L’IA ne s’attaquera plus seulement à nos boulots elle nous tuera aussi d’ici la fin de la décennie. Le chercheur en intelligence artificielle Jacob Coxon, âgé de 27 ans, qui a annoncé sa démission publique le 9 septembre 2026 pose les avertissements. Par une série de messages sur les réseaux sociaux, le scientifique britannique a dénoncé les pratiques d’OpenAI et d’Anthropic, les deux leaders du secteur pour lesquels il a travaillé ces trois dernières années. L’ingénieur mathématicien accuse ces laboratoires de mettre des vies en danger en accélérant le développement d’une superintelligence artificielle sans régulation adéquate.
« Les gens qui construisent l’IA croient sincèrement qu’elle pourrait tous nous tuer d’ici la fin de la décennie », ce sont les déclarations de l’expert en pré-entraînement de modèles. Pour Coxon, les deux leaders du secteur jouent à la roulette russe avec nos vies. Obsédées par une course aux profits et la peur de se faire distancer par la concurrence, ces entreprises foncent à l’aveugle vers une superintelligence autonome capable de s’auto-améliorer. Une boîte de Pandore impossible à refermer.

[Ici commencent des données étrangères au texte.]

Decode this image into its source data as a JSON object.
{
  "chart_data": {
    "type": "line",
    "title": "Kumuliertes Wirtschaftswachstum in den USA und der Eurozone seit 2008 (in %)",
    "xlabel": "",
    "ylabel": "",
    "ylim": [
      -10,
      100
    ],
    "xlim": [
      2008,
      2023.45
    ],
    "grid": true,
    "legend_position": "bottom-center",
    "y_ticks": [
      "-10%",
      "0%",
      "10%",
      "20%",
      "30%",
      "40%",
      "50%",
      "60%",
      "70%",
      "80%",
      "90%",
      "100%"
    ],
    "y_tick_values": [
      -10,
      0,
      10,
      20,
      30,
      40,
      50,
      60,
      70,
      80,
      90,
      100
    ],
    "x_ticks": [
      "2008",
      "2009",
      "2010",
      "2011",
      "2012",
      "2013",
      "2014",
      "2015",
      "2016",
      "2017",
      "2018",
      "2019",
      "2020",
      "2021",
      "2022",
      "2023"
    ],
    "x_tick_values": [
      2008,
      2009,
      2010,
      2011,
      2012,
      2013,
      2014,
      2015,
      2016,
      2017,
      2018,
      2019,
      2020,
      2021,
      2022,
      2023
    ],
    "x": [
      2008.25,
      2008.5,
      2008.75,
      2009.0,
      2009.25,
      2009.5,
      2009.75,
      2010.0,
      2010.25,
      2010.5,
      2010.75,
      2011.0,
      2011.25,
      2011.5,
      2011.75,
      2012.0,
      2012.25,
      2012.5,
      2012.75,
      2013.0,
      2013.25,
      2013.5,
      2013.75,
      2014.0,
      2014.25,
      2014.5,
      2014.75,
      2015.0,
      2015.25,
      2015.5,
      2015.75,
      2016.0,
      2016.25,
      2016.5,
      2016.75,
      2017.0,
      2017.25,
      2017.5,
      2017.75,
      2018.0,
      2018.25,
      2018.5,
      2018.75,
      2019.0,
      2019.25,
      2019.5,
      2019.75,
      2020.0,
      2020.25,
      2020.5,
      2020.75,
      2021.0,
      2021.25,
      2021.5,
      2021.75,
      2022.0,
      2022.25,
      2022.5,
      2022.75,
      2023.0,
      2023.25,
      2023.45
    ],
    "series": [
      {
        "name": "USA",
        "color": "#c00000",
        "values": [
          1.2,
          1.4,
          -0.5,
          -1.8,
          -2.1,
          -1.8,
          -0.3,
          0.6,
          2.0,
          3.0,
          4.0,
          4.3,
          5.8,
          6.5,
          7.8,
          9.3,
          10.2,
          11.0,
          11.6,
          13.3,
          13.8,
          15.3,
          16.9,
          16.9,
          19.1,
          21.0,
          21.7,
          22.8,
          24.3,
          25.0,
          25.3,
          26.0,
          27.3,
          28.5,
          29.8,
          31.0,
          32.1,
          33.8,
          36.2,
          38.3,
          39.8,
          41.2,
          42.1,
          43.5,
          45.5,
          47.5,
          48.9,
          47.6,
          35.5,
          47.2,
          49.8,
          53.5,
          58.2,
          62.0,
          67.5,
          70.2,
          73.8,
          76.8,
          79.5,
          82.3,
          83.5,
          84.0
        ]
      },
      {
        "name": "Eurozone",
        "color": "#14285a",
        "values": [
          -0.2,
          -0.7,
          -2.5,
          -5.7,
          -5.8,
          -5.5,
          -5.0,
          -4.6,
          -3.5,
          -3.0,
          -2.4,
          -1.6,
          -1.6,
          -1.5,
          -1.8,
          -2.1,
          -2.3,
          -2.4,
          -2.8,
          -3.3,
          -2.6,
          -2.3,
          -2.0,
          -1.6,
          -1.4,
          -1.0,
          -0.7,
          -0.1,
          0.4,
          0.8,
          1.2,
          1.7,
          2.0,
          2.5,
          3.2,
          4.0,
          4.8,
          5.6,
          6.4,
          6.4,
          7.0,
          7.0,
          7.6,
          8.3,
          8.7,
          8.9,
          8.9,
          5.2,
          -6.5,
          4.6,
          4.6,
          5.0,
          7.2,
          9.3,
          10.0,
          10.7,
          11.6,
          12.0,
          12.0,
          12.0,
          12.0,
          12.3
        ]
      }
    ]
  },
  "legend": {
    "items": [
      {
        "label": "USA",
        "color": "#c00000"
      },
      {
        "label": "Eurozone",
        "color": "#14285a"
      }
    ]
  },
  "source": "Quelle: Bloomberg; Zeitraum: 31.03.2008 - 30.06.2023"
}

Loin de démentir, les cadres de la tech ont capitulé devant ses accusations. Evan Hubinger, responsable de la science de l’alignement chez Anthropic, a publiquement validé l’alerte en ces termes : « Jacob a raison. Je pense personnelinement qu’il y a plus de 10 % de risques que l’IA tue l’humanité d’ici dix ans ». Pire encore, il confesse que son entreprise ne dispose d’aucun plan pour contrôler une superintelligence future.